Well, now that I think about it, it was a really uneducated thought hahaha. I could’ve been thinking about food waste, but there I was, afraid of hurting the feelings of a non-living grain of rice.

So that led to this, showing how happy a papaya seed would be if it were to be successful. Enjoy

This papaya starts stranded in the middle of the ocean. How, when or why it got there was a mystery. How this papaya can float in water, is also a mystery.

In this papaya, there lie an weary papaya seed. Stuck floating in this seemingly endless ocean, and probably forgotten by the rest of the world, what would her future hold?

Guess that papaya lucked out. It manages to reach land away from a dangerous erupting volcano.

Shocked by reaching land, the seed became happy. She saw some hope. Her growth into a papaya seed was not going to be wasted.

Tok tok tok.

The bird pecks at the papaya and ingests the seed. Would this be the end of her life? Digested or not, the seed was already happy to be of good use by giving the bird some nutrition.

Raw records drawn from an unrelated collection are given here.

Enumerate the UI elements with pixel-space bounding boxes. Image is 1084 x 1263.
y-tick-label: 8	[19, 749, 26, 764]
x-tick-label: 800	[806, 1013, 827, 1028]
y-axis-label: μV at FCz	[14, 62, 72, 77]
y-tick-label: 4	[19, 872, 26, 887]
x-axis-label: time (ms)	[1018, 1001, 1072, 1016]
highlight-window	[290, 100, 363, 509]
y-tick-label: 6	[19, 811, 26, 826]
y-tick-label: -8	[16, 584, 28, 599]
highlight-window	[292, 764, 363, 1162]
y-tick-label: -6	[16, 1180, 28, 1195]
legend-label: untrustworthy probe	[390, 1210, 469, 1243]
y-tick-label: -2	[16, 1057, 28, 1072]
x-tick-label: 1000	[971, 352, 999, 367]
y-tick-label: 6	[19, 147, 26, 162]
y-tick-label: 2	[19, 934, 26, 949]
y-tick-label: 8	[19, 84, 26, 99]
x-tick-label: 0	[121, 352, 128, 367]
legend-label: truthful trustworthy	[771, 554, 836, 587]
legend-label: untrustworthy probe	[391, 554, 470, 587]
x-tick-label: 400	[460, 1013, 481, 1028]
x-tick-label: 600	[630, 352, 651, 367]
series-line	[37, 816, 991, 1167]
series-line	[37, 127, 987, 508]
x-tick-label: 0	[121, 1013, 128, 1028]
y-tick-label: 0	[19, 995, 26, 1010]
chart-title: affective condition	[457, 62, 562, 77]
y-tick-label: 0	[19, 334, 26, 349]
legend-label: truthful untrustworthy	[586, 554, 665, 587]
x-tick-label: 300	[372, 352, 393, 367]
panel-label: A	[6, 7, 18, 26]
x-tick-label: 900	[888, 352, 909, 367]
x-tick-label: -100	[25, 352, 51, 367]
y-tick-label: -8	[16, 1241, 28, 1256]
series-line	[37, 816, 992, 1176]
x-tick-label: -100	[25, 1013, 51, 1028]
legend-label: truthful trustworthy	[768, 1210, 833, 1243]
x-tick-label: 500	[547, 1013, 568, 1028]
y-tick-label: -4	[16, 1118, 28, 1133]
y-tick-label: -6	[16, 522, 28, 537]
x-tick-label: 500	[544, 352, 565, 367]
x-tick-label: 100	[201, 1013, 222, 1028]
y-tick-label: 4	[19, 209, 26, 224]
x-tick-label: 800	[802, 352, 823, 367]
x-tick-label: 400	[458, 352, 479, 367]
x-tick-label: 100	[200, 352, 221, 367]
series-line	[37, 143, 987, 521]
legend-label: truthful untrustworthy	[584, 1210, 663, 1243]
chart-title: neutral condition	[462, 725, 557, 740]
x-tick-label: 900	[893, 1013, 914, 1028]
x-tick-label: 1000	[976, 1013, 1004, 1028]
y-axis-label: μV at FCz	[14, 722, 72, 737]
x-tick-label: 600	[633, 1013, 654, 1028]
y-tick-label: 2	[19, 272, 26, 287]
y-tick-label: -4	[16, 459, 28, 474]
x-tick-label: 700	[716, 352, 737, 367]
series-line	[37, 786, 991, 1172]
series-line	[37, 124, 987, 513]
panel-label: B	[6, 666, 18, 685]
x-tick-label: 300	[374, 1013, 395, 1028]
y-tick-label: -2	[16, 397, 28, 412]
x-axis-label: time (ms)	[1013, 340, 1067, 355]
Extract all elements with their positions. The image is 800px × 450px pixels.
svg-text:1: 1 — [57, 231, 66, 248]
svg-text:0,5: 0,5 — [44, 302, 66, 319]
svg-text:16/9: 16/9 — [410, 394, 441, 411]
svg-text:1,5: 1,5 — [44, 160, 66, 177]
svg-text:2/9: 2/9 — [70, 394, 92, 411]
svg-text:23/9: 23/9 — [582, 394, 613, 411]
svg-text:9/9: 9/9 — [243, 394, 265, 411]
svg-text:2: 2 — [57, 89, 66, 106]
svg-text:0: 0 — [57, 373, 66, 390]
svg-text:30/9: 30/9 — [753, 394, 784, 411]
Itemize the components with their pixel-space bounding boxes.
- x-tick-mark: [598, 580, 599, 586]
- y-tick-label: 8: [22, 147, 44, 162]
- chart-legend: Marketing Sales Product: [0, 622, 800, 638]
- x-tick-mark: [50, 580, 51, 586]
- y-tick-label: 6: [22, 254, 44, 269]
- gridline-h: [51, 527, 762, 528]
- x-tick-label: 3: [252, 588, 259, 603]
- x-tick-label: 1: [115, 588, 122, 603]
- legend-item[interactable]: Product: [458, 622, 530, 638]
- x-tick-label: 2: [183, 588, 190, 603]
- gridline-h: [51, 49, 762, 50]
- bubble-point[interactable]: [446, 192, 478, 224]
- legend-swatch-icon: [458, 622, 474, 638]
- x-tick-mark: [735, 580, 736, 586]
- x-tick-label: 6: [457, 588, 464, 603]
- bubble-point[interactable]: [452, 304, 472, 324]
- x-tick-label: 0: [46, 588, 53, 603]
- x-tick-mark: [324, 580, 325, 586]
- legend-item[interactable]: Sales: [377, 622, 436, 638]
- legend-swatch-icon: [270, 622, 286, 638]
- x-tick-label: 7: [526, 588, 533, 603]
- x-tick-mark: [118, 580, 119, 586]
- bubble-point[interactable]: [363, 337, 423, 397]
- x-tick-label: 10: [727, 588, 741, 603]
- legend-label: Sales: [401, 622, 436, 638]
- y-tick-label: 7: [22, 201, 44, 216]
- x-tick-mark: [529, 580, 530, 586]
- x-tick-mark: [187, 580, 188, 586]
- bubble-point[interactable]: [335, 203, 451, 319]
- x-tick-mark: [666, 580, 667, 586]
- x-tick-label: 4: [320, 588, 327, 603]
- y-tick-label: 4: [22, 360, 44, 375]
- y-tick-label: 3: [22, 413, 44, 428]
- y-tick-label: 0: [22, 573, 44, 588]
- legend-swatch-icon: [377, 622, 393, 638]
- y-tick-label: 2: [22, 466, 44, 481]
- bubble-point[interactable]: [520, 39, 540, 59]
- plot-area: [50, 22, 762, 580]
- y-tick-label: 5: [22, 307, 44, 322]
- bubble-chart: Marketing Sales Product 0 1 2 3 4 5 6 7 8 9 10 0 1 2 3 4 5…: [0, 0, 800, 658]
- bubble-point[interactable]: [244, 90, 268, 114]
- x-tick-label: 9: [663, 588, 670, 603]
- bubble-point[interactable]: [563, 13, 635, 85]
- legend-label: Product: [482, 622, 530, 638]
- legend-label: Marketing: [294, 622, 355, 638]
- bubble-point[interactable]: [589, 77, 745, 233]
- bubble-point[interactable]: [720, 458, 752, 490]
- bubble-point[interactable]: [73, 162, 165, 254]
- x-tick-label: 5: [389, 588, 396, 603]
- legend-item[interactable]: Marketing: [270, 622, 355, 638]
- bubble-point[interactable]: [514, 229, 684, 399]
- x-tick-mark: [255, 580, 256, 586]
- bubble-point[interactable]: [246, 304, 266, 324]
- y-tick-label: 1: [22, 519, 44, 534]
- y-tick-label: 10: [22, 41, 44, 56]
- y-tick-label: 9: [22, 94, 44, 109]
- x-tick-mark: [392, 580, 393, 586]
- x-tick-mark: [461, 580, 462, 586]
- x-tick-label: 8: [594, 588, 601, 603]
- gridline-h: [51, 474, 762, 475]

Instead, the bird poops the seed out. Life is always full of surprises, isn’t it?

The seed finds herself in the middle of a forest. With surrounding water and nutrients, the seed spreads it’s roots deep into the ground. This is one ambitious seed. She’s going to grow into a big strong tree and she knows it.

Finally, the adult tree grows up. Providing her surroundings with resources, this tree is contended, and even works to produce papaya seeds herself.